El gobierno de Gustavo Petro ha formalizado la creación de 22 Entidades Territoriales Indígenas (ETI), un paso que otorga a estas comunidades la capacidad de administrar sus propios recursos públicos y ejercer un gobierno autónomo. La ETI más destacada es Wuinpumüin, ubicada en la Alta Guajira, que abarca 257.408 hectáreas y permitirá a sus autoridades gestionar recursos para salud, educación y agua potable.

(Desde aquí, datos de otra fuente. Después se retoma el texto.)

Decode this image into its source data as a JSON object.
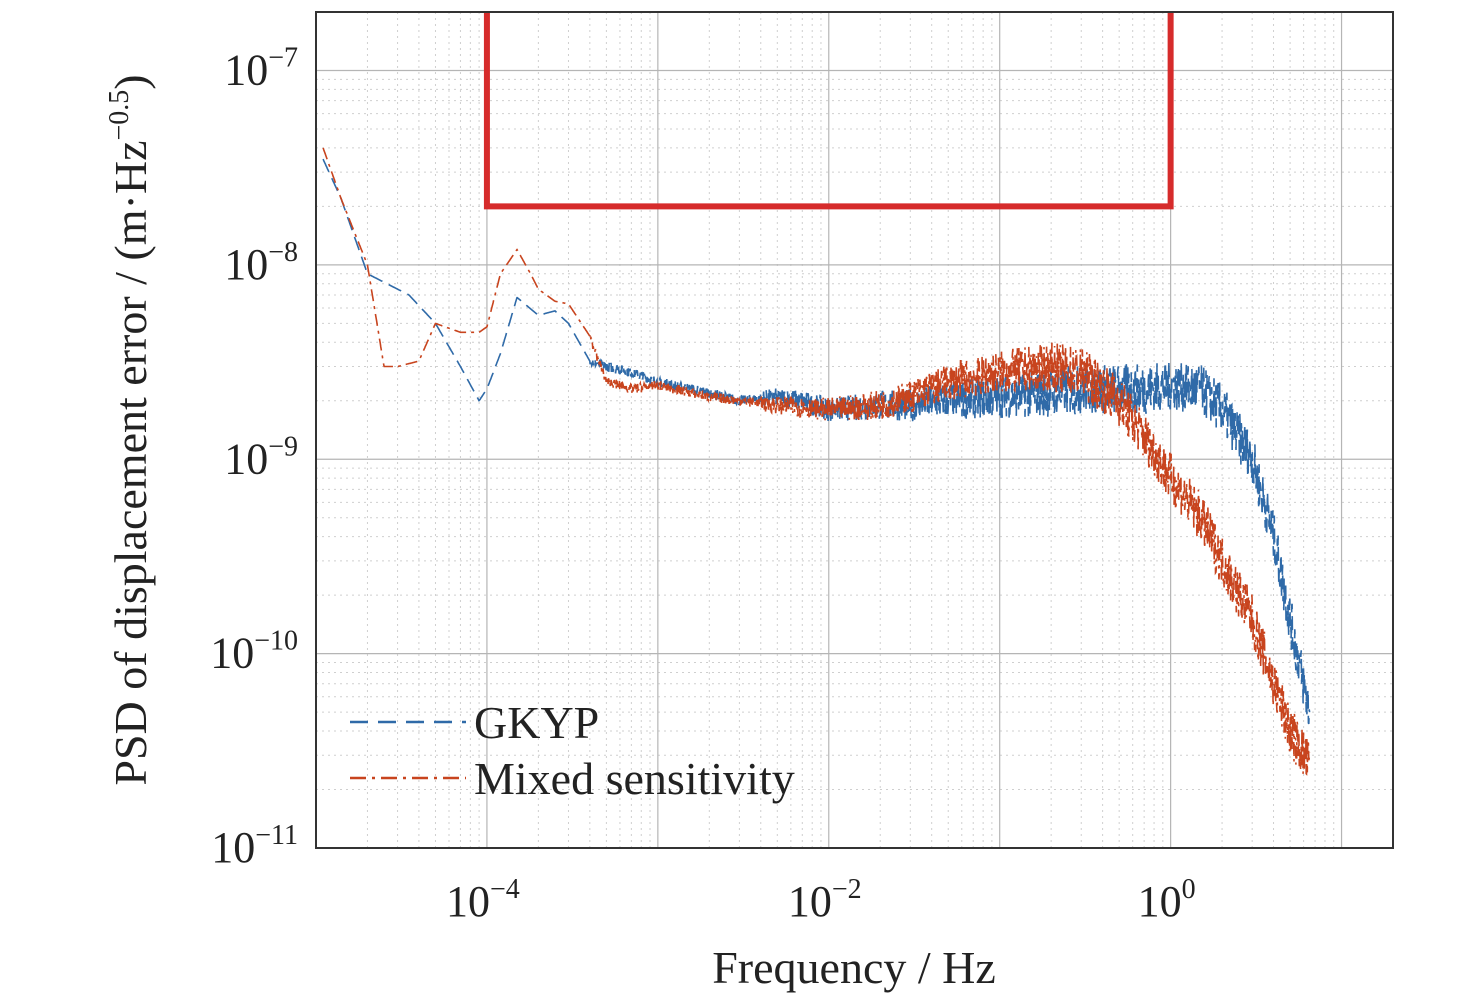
{
  "chart_data": {
    "type": "line",
    "xlabel": "Frequency / Hz",
    "ylabel": {
      "text": "PSD of displacement error / (m·Hz",
      "exponent": "−0.5",
      "suffix": ")"
    },
    "x_scale": "log",
    "y_scale": "log",
    "xlim": [
      1e-05,
      20
    ],
    "ylim": [
      1e-11,
      2e-07
    ],
    "grid": true,
    "legend_position": "bottom-left",
    "x_ticks": [
      {
        "value": 0.0001,
        "base": "10",
        "exp": "−4"
      },
      {
        "value": 0.01,
        "base": "10",
        "exp": "−2"
      },
      {
        "value": 1,
        "base": "10",
        "exp": "0"
      }
    ],
    "y_ticks": [
      {
        "value": 1e-07,
        "base": "10",
        "exp": "−7"
      },
      {
        "value": 1e-08,
        "base": "10",
        "exp": "−8"
      },
      {
        "value": 1e-09,
        "base": "10",
        "exp": "−9"
      },
      {
        "value": 1e-10,
        "base": "10",
        "exp": "−10"
      },
      {
        "value": 1e-11,
        "base": "10",
        "exp": "−11"
      }
    ],
    "requirement_bound": {
      "color": "#d62b2b",
      "x_range": [
        0.0001,
        1
      ],
      "y_floor": 2e-08
    },
    "series": [
      {
        "name": "GKYP",
        "color": "#2f6aa8",
        "dash": "dashed",
        "x": [
          1.1e-05,
          1.4e-05,
          2e-05,
          3.5e-05,
          5e-05,
          7e-05,
          9e-05,
          0.0001,
          0.00012,
          0.00015,
          0.0002,
          0.00025,
          0.0003,
          0.0004,
          0.0005,
          0.0007,
          0.001,
          0.002,
          0.003,
          0.005,
          0.007,
          0.01,
          0.02,
          0.03,
          0.05,
          0.1,
          0.2,
          0.3,
          0.5,
          0.7,
          1,
          1.5,
          2,
          3,
          4,
          5,
          6.5
        ],
        "y": [
          3.5e-08,
          2.2e-08,
          9e-09,
          7e-09,
          5e-09,
          3e-09,
          2e-09,
          2.3e-09,
          3.5e-09,
          6.8e-09,
          5.5e-09,
          5.8e-09,
          5e-09,
          3.2e-09,
          3e-09,
          2.8e-09,
          2.5e-09,
          2.2e-09,
          2e-09,
          2.1e-09,
          2e-09,
          1.8e-09,
          1.9e-09,
          1.9e-09,
          2e-09,
          2.1e-09,
          2.2e-09,
          2.3e-09,
          2.3e-09,
          2.3e-09,
          2.4e-09,
          2.3e-09,
          1.8e-09,
          1e-09,
          4e-10,
          1.5e-10,
          5e-11
        ]
      },
      {
        "name": "Mixed sensitivity",
        "color": "#c8441e",
        "dash": "dash-dot",
        "x": [
          1.1e-05,
          1.4e-05,
          2e-05,
          2.5e-05,
          3e-05,
          4e-05,
          5e-05,
          7e-05,
          9e-05,
          0.0001,
          0.00012,
          0.00015,
          0.00018,
          0.0002,
          0.00025,
          0.0003,
          0.0004,
          0.0005,
          0.0007,
          0.001,
          0.002,
          0.003,
          0.005,
          0.01,
          0.02,
          0.03,
          0.05,
          0.1,
          0.2,
          0.3,
          0.5,
          0.7,
          1,
          1.5,
          2,
          3,
          4,
          5,
          6.5
        ],
        "y": [
          4e-08,
          2.2e-08,
          1e-08,
          3e-09,
          3e-09,
          3.2e-09,
          5e-09,
          4.5e-09,
          4.5e-09,
          4.8e-09,
          9e-09,
          1.2e-08,
          9e-09,
          7.5e-09,
          6.5e-09,
          6.3e-09,
          4.3e-09,
          2.5e-09,
          2.3e-09,
          2.4e-09,
          2.1e-09,
          2e-09,
          1.9e-09,
          1.8e-09,
          1.9e-09,
          2.1e-09,
          2.5e-09,
          2.8e-09,
          3e-09,
          2.8e-09,
          2e-09,
          1.3e-09,
          8e-10,
          5e-10,
          3e-10,
          1.5e-10,
          7e-11,
          4e-11,
          2.7e-11
        ]
      }
    ]
  }
}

Las ETI se extienden desde la Alta Guajira hasta la Amazonía, incluyendo territorios como Arica, que cuenta con más de 1,48 millones de hectáreas. Este proceso se fundamenta en decretos expedidos en 2014, 2018 y 2025, y se presenta como una respuesta a la omisión legislativa del Congreso en la reglamentación de estas entidades.
Las nuevas entidades administrarán recursos del Sistema General de Participaciones (SGP) y regalías, lo que plantea interrogantes sobre el control fiscal y la transparencia en la ejecución de estos recursos. La creación de las ETI ha sido considerada por algunos como una reparación histórica para los pueblos indígenas, mientras que otros la ven como una reconfiguración del Estado que podría generar conflictos territoriales y jurídicos.
Este desarrollo abre un debate sobre la legitimidad de la autonomía otorgada y sus posibles efectos en la convivencia entre comunidades indígenas y no indígenas. ¿Cómo se garantizará la transparencia en la administración de los recursos? ¿Qué medidas se tomarán para evitar conflictos territoriales en las regiones afectadas?